The Merge is coming soon, with the blockchain switching from Proof of Work to Proof of Stake. There will likely be two or even more Ethereum versions and a way to pick up some ETH for free. In this regard, a CoinGecko co-founder recently shared his strategy for the upcoming merge event.
Free ETH thanks to Ethereum Merge?
In the wake of the Ethereum Merge, Ethereum’s blockchain will switch from Proof of Work to Proof of Stake. The new Ethereum can no longer be mined; instead, holders of Ether (ETH) can stake them to earn new ones. However, there is a possibility that some miners will continue to mine the old Ethereum. There could be two blockchains with the same past but going completely different directions from the Ethereum fork. And holders of Ether can take advantage of this. Instead of buying Ethereum, they can get it free in an airdrop.

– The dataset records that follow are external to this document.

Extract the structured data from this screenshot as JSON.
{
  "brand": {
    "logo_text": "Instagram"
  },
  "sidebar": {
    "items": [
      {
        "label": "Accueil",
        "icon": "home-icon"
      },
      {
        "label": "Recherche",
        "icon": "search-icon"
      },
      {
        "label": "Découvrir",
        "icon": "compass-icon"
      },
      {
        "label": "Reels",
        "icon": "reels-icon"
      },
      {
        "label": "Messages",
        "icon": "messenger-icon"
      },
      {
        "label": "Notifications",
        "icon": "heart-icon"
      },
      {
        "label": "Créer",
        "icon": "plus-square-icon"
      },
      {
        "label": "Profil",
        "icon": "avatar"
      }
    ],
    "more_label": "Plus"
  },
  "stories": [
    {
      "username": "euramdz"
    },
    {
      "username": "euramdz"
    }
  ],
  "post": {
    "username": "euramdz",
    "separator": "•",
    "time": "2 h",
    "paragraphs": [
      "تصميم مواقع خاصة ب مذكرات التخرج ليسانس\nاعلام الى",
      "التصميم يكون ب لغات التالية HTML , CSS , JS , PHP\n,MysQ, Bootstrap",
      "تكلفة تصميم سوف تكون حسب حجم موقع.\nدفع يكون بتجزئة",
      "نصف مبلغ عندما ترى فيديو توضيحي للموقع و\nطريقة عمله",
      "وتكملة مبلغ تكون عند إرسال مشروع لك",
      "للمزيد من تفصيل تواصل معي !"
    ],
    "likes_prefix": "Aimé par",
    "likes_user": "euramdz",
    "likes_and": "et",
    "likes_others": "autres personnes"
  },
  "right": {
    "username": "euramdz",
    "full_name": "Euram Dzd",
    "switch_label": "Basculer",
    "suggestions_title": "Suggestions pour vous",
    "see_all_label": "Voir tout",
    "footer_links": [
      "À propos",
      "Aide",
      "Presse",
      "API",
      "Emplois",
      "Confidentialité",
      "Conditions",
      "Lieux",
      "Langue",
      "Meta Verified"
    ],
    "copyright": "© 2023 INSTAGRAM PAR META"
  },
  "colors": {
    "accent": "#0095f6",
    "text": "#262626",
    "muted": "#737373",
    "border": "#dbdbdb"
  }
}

In a hard fork, the network splits and thus uses different cryptocurrencies from then on. For example, if Ethereum splits into Ethereum A and Ethereum B, the current account balance of the addresses in the network is duplicated to both versions. If user N owned 10 ETH before the hard fork, he would own 10 ETH A and 10 ETH B after the event.
Bobby Ong, the co-founder of CoinGecko, explained how investors could take advantage of this fact in a series of tweets. For instance, ETH holders can store their tokens on crypto exchanges that support the fork. Tokens in hardware wallets should also be entitled to PoW tokens.
Those currently holding their tokens in DeFi protocols should convert the wrapped ether (wETH) into the actual ether and remove them from liquidity pools. Bobby Ong’s strategy would be, he further explains in his tweets, to sell the tokens immediately. This is because all these tokens after the Ethereum fork, in his opinion, immediately become useless and only serve to reward the miners.
Is Ethereum news a cause for concern?
With the Bellatrix upgrade, Ethereum cleared the last hurdle before the big Merge and switched to Proof of Stake. This allows validators to execute transactions on the beacon chain. However, complications arose in the process. In this Ethereum fork, just over 5% of validators failed, resulting in 9% of blocks not being verified correctly.
In a tweet from Martin Köppelmann, one of the co-founders of Gnosis, he explains that this usually only affected 0.5% of new blocks. While this should still be kept in mind, this incident is not overly dramatic.
The reason for this could be the many nodes that are not yet ready for the change and the new upgrades. A good 25.6% of the current Ethereum clients fall under this category.
For example, Adam Cochran, a shareholder at Cinneamhain Ventures, comments that in the final Ethereum merge, most nodes should support the new updates. Some voices are pretty optimistic about this Ethereum news. For example, this Ethereum update is a complete success for Anthony Sassano, the founder of Daily Gwei. A failure of only 5% of the validators is a great result, he says in an article. In the worst case, the blockchain would halt, and transactions would no longer be verified. Missing blocks and failing validators are just something the new version of Ethereum can recover from quickly, he says.
It is a misreport that the Ethereum token would be called ETH 2.0 after the Merge. The name will remain with ETH, or if a chain split hard fork occurs, then the token would be named ETHS (for ETH token from PoS), and the “new” forked token would then be ETHW (ETH token from PoW).
Investors should be wary of tokens offered that are named ETH 2.0, these are worthless fake tokens.
Some crypto exchanges, such as Poloniex, which immediately traded the Ethereum Classic token at the time, have already prepared to trade with ETHW and ETHS.